The Environmental Protection Agency (EPA) has proposed to continue to allow uses of a pesticide that’s been linked to brain damage in children.
In a proposed interim decision dated Thursday, the EPA continued to allow uses of the chemical chlorpyrifos, which agricultural workers can be exposed to through their jobs and that the general public can be exposed to through food.
However, the public has 60 days to comment on the proposal, meaning that it will likely be up to President-elect Joe Biden’s administration to make the final decision on whether to approve the continued uses because his inauguration is just 47 days away.
Studies have linked chlorpyrifos exposure to issues such as lower IQ, impaired working memory and prolonged nerve and muscle stimulation.
However, a recent risk assessment by the agency argued that the “science addressing neurodevelopmental effects remains unresolved.”
An agency spokesperson has previously told The Hill after the risk assessment that the EPA had “undertaken considerable efforts to assess the available chlorpyrifos data, providing a detailed discussion of the strengths and uncertainties associated with the epidemiology studies.”
Opponents have argued that using the pesticide should be prohibited in light of the studies linking it to neurodevelopmental issues.
“Trump’s EPA continues to fail to protect our children from this brain-damaging poison,” Nathan Donley, a senior scientist at the Center for Biological Diversity, said in a statement.
“Chlorpyrifos needs to be banned. … This is a disgraceful parting gift to the pesticide industry from [Administrator Andrew] Wheeler and his cronies in the EPA,” Donley added.
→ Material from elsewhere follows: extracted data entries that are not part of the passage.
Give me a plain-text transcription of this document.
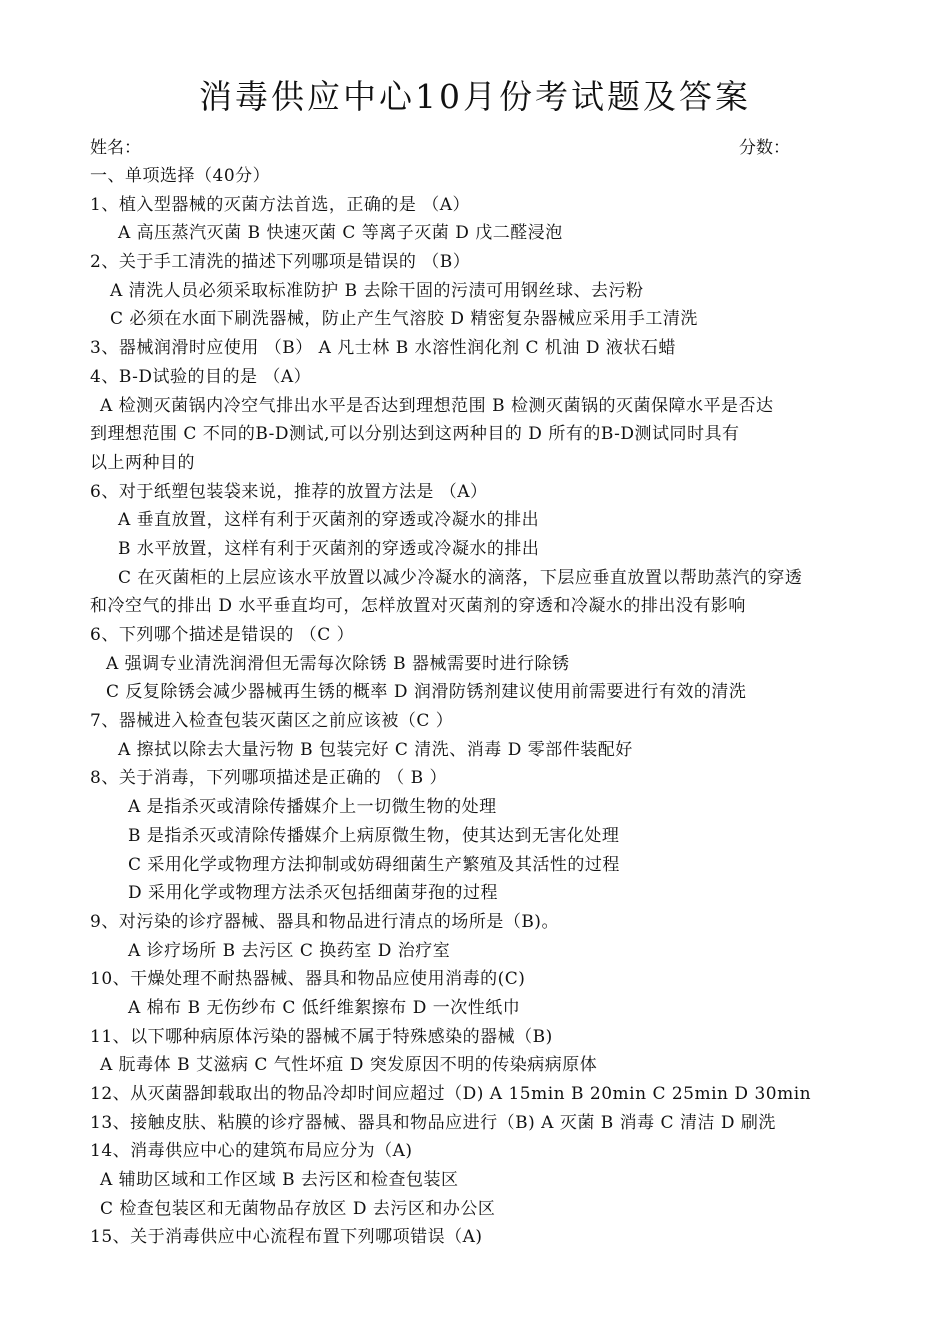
消毒供应中心10月份考试题及答案
姓名：	分数：
一、单项选择（40分）
1、植入型器械的灭菌方法首选，正确的是 （A）
A 高压蒸汽灭菌 B 快速灭菌 C 等离子灭菌 D 戊二醛浸泡
2、关于手工清洗的描述下列哪项是错误的 （B）
A 清洗人员必须采取标准防护 B 去除干固的污渍可用钢丝球、去污粉
C 必须在水面下刷洗器械，防止产生气溶胶 D 精密复杂器械应采用手工清洗
3、器械润滑时应使用 （B） A 凡士林 B 水溶性润化剂 C 机油 D 液状石蜡
4、B-D试验的目的是 （A）
A 检测灭菌锅内冷空气排出水平是否达到理想范围 B 检测灭菌锅的灭菌保障水平是否达
到理想范围 C 不同的B-D测试,可以分别达到这两种目的 D 所有的B-D测试同时具有
以上两种目的
6、对于纸塑包装袋来说，推荐的放置方法是 （A）
A 垂直放置，这样有利于灭菌剂的穿透或冷凝水的排出
B 水平放置，这样有利于灭菌剂的穿透或冷凝水的排出
C 在灭菌柜的上层应该水平放置以减少冷凝水的滴落，下层应垂直放置以帮助蒸汽的穿透
和冷空气的排出 D 水平垂直均可，怎样放置对灭菌剂的穿透和冷凝水的排出没有影响
6、下列哪个描述是错误的 （C ）
A 强调专业清洗润滑但无需每次除锈 B 器械需要时进行除锈
C 反复除锈会减少器械再生锈的概率 D 润滑防锈剂建议使用前需要进行有效的清洗
7、器械进入检查包装灭菌区之前应该被（C ）
A 擦拭以除去大量污物 B 包装完好 C 清洗、消毒 D 零部件装配好
8、关于消毒，下列哪项描述是正确的 （ B ）
A 是指杀灭或清除传播媒介上一切微生物的处理
B 是指杀灭或清除传播媒介上病原微生物，使其达到无害化处理
C 采用化学或物理方法抑制或妨碍细菌生产繁殖及其活性的过程
D 采用化学或物理方法杀灭包括细菌芽孢的过程
9、对污染的诊疗器械、器具和物品进行清点的场所是（B)。
A 诊疗场所 B 去污区 C 换药室 D 治疗室
10、干燥处理不耐热器械、器具和物品应使用消毒的(C)
A 棉布 B 无伤纱布 C 低纤维絮擦布 D 一次性纸巾
11、以下哪种病原体污染的器械不属于特殊感染的器械（B)
A 朊毒体 B 艾滋病 C 气性坏疽 D 突发原因不明的传染病病原体
12、从灭菌器卸载取出的物品冷却时间应超过（D) A 15min B 20min C 25min D 30min
13、接触皮肤、粘膜的诊疗器械、器具和物品应进行（B) A 灭菌 B 消毒 C 清洁 D 刷洗
14、消毒供应中心的建筑布局应分为（A)
A 辅助区域和工作区域 B 去污区和检查包装区
C 检查包装区和无菌物品存放区 D 去污区和办公区
15、关于消毒供应中心流程布置下列哪项错误（A)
In 2015, the Obama administration proposed banning its use on food and crops. However, in 2017, then-EPA Administrator Scott Pruitt reversed course, saying that further study was warranted.
“We are returning to using sound science in decisionmaking — rather than predetermined results,” he said at the time.
The new proposal from EPA would place new restrictions on how chlorpyrifos can be applied and add requirements for personal protective equipment use.
Donley argued that these measures are “wholly inadequate.”
“In some ways it is better than nothing … but I would actually argue it’s worse than nothing because it puts out the guise that a regulatory agency is doing something and that might make people very complacent,” he told The Hill.